Sophie is supposed to be 8 in the story but Mann says her body is more like that of 7. The screenwriter added more drama by including the sand fight instead of the girl just wishing to get sand out of her suit. Thus she removes her suit, wades into the ocean and rinses herself off before emerging.
The native beachgoers observe this phenomenon and stand up in shock, moving slowly toward her. I feel quite sure the director intended a Fellini-like moment here, expressing the Italian sensibility. They begin to protest and ridicule this innocent foreigner for her faux pas.
Another addition to the film is a bath scene afterward when Stephan enters and Sophie asks him to leave. Given that Stephan gave no thought to just entering unannounced shows that Sophie has become self-conscious by this event and is perhaps somewhat ashamed of her body.
Professor Fuhrmann is summoned by the mayor and made to pay 50 lire for his daughter’s disgrace. On the other hand, we soon get to see what the local people consider a wholesome display of youthful innocence: an event that includes these girls in uniform singing a patriotic song.
The professor attempts to defend himself in a public meeting—this is not in Mann’s story. At first, he seems to be doing well, but the more conservative members won’t have it and it stirs the attendees almost into a mob and the professor must make a hasty exit. Realizing the family is not accepted in this town, he calls the children in for a family meeting and explains that they must return home that afternoon. The children plead for him to allow them to stay until at least the next morning. You see, Cipolla is scheduled to make his big performance that night and they don’t want to miss it.

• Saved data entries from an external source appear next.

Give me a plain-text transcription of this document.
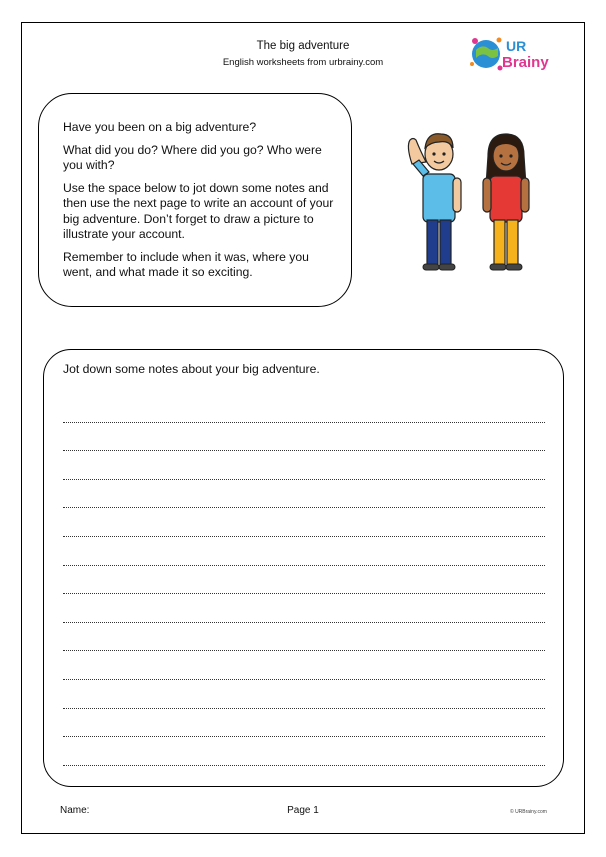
The big adventure
English worksheets from urbrainy.com
UR
Brainy

Have you been on a big adventure?

What did you do? Where did you go? Who were you with?

Use the space below to jot down some notes and then use the next page to write an account of your big adventure. Don’t forget to draw a picture to illustrate your account.

Remember to include when it was, where you went, and what made it so exciting.

Jot down some notes about your big adventure.
Name:	Page 1	© URBrainy.com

In Mann’s story, the children keep falling asleep and while the parents try to carry them out, they wake up and insist on seeing the rest of the performance. Cipolla shows off his devilish talents, even seducing women from their protesting husbands right in the audience, but the magician makes a fatal mistake that night. One of his subjects this time is Mario and he humiliates him by playing with his secret affections for a girl named Silvestra. In the original story, Mario becomes outraged and kills Cipolla. Since the magician in the film is played by the director, he turns the plot around and has Silvestra, shocked by the revelation, kill Mario instead. In one final expression of control, the audience applauds despite the grisly scene that just took place on the stage. Another addition in the film is one final expression of innocence and perhaps the insidious nature of fascism. On the train home, Sophie comes by the cabin wearing a hat and begins to perform a magic trick she learned in town.
It was interesting that Mann did not recognize the early rumblings of fascism in his own country. His masterpiece of Perennial Philosophy, Joseph und seine Brüder (Joseph and His Brothers) in four volumes, was interrupted by the turmoil of Nazism and the latter volumes have a distinctly different tone.